During TexAQS-2000 in Houston, an unusually large number of instruments were deployed with the ability to measure ML height. Available instruments included six boundary layer profilers, three radiosonde sites, an airborne lidar, three other instrumented aircraft, and a microwave temperature profiler. The latter instrument was used for PBL measurements for the first time during TexAQS-2000.

We compare and contrast the various measurements of ML height during selected high ozone days in the Houston area. The various measurements are in general agreement, although the agreement decreases as signatures of PBL structure become ambiguous. No single instrument is adequate by itself, but together the measurements provide a comprehensive depiction of ML height in the Houston area as a function of both space and time.

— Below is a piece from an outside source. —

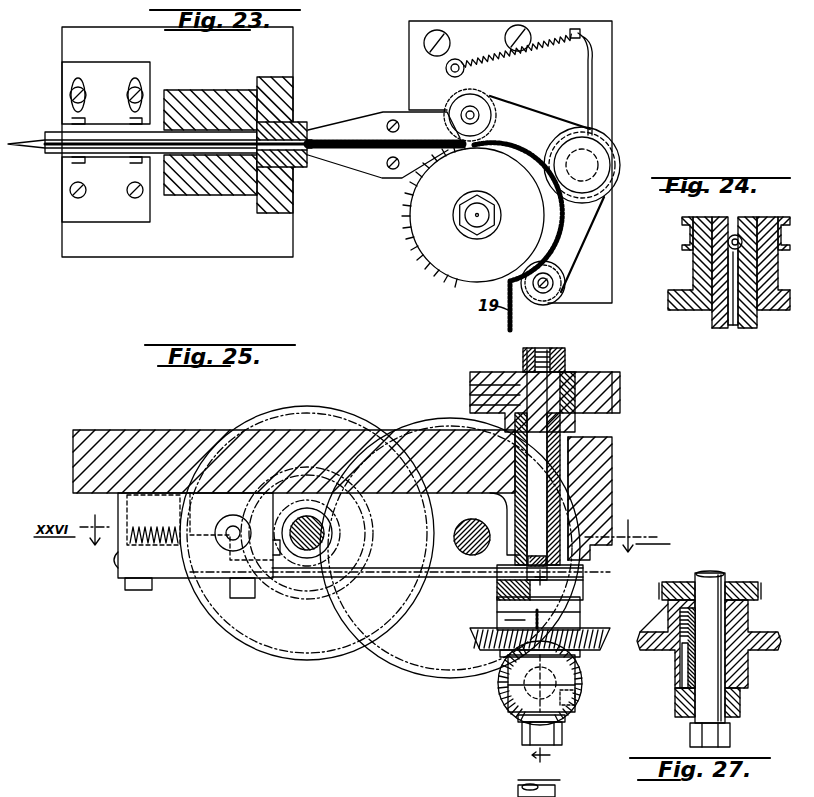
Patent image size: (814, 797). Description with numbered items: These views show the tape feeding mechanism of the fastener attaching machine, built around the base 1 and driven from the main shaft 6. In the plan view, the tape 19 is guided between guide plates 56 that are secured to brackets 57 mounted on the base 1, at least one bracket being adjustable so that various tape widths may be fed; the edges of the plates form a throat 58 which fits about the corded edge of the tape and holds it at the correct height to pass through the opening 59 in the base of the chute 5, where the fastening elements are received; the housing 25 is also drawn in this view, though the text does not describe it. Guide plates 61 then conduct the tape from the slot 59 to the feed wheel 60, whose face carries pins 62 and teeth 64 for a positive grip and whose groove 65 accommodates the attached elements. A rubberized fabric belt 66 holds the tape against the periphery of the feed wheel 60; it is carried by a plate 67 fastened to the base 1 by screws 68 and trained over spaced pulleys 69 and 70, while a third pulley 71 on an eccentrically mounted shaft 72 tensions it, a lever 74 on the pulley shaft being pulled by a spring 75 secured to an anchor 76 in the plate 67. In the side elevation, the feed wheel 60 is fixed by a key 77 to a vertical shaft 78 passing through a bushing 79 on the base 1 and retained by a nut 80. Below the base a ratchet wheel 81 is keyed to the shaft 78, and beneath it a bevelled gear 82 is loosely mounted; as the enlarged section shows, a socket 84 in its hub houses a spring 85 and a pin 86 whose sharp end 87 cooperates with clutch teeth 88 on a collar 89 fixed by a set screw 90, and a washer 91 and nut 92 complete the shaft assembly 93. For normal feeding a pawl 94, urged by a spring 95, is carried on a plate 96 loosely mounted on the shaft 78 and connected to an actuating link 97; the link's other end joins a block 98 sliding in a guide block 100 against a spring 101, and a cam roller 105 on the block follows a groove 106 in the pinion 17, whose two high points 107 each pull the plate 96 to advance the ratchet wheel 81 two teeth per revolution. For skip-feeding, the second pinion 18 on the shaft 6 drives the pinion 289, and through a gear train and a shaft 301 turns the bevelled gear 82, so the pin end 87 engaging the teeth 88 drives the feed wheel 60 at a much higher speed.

We find that ML height variations in the Houston area are modulated primarily by the presence of the neighboring Galveston Bay and Gulf of Mexico. During onshore flow conditions, a strong afternoon gradient of ML depth is typically present between Houston and the coast. Under lighter wind conditions, the ML height is subject to larger local-scale variations, and some indication of a deeper ML is found over the center of Houston. Large spatial variations are also present when the environmental stratification is weak. Over Galveston Bay, a residual layer of continental air is typically present over the local marine boundary layer, and this residual layer is depressed downward by the subsidence and low-level divergence induced by the land-sea temperature contrast. Under particular wind conditions, the residual layer has been shown to consist of polluted urban air which undergoes photochemistry over Galveston Bay prior to being advected over land and mixed to the surface.